In Heels on Steels Dara portrays the different facets of gender in the society. She uses her characters to symbolize different social organization in the society.
For example, Abike the daring and rambunctious character represents the feminist who is trying to subvert her second class identity in a sexist world. She believes the gendered role of coking in the African society shouldn’t be feminized because “… we are all humans and cooking isn’t linked with the Vagina. Don’t we all eat?”
Chief Adeleke represents the tolerant patriarch who believes that even though the sexes aren’t different but at least the wife should submit to the head of the house, whereas his conservative friend Ajayi is a sexist who believes a man is and will always be above a woman and need nothing from the feminine sex save for “sex, children, and submissiveness not love” (31) and believes that if his wife talks back at him “she’s dead”.
Dara portrays these different ideologies of gender stratification and social organization to give a look at the society from different angles.
The writer delivered her points well. The play rallies around a number of topical issues, each as worthwhile and important as the other. She discusses the subversion of gender roles, patriarchy, radical feminism and the family in any African society.
Even though a linear plot, Heels on Steels touches on these different aspects in the society, and the audiences get to feel the play in whole, familiarize with the characters in their world and are finally hypnotized in suspense till the end of the play.
This play is a good effort; it has reconciled most of the dictates of drama in its three scenes and various scenes. Even though the dialogue between the characters is short and undeveloped, it has however related its theme adequately through the eventual resolution and reconciliation of the play.
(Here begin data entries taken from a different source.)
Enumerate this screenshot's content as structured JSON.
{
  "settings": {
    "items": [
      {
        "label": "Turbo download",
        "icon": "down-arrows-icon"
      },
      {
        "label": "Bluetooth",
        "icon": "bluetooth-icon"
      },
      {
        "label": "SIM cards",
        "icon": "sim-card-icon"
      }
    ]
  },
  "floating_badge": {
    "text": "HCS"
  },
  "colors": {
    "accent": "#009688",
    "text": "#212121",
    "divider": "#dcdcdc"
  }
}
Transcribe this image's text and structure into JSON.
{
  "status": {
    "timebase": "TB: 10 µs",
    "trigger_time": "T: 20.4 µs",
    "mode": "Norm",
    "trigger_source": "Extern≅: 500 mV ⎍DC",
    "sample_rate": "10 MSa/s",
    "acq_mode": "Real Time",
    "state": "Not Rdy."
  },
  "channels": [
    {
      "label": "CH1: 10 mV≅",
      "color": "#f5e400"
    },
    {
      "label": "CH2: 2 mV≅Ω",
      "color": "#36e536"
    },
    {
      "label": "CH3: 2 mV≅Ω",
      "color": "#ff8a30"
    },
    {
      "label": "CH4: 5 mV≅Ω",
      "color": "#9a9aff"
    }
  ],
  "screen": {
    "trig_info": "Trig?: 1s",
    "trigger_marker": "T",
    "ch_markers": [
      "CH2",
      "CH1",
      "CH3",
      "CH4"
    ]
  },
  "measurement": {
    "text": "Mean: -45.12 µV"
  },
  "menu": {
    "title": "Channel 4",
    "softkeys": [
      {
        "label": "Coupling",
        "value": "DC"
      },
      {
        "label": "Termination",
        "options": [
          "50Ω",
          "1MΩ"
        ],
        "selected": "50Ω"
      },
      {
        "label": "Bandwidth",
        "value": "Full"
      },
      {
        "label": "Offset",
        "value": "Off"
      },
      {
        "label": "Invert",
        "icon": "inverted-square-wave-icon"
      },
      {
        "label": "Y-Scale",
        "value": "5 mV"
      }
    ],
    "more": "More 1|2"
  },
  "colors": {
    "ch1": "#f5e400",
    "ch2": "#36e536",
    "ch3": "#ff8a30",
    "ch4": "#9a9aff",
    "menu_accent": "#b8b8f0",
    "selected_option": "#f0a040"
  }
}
The playwright makes some theoretical assertions that gender theorists and queer theorists would find interesting and at the same time sweeping. The main character Abike argues that “cooking isn’t learnt from the vagina. It’s not a genital feature of the female gender”.
Dara has added her voice to the numerous gender theorists like Judith Butler, Eve Kosofsky, Chimamanda Ngozi Adichie, Luce Irigaray among others to subvert doctrinaire essentialism and subvert fixed gender categories, thus proffering that gender identity is what we feel in the head, not between our legs. Our genitals should have no influence over the kind of sex that one is or the kind of social roles that one should play.
Heels on Steel has feminist undertones like the ones in Kate Chopin’s short story The Story of an Hour only that Dara’s Heels on Steel has a totally different breed of feminism— African feminism, which still recognizes the supremacy of the man in the house but doesn’t relegate the woman to the nether. Thus, Dara is a totally new voice calling for African feminism in more novel ways than the west has proffered.
Dara is a promising playwright, and I am willing to wager that her art will cut across boundaries, touch new realms and shift rigid essentialism. She has a flair for subverting; inverting and reconsidering popularly “held truths”. Her diction is simple, so is her style. Her themes are valuable to the society and her ability to hold the reader or audience in her thrall should be acclaimed. Thus, queer theorists and students, Gender theorists and students of gender as well. She has characters for different sort of audience in her play.
No audience or reader will leave the pages of her book or the set of her drama without relating with one or more characters in the play.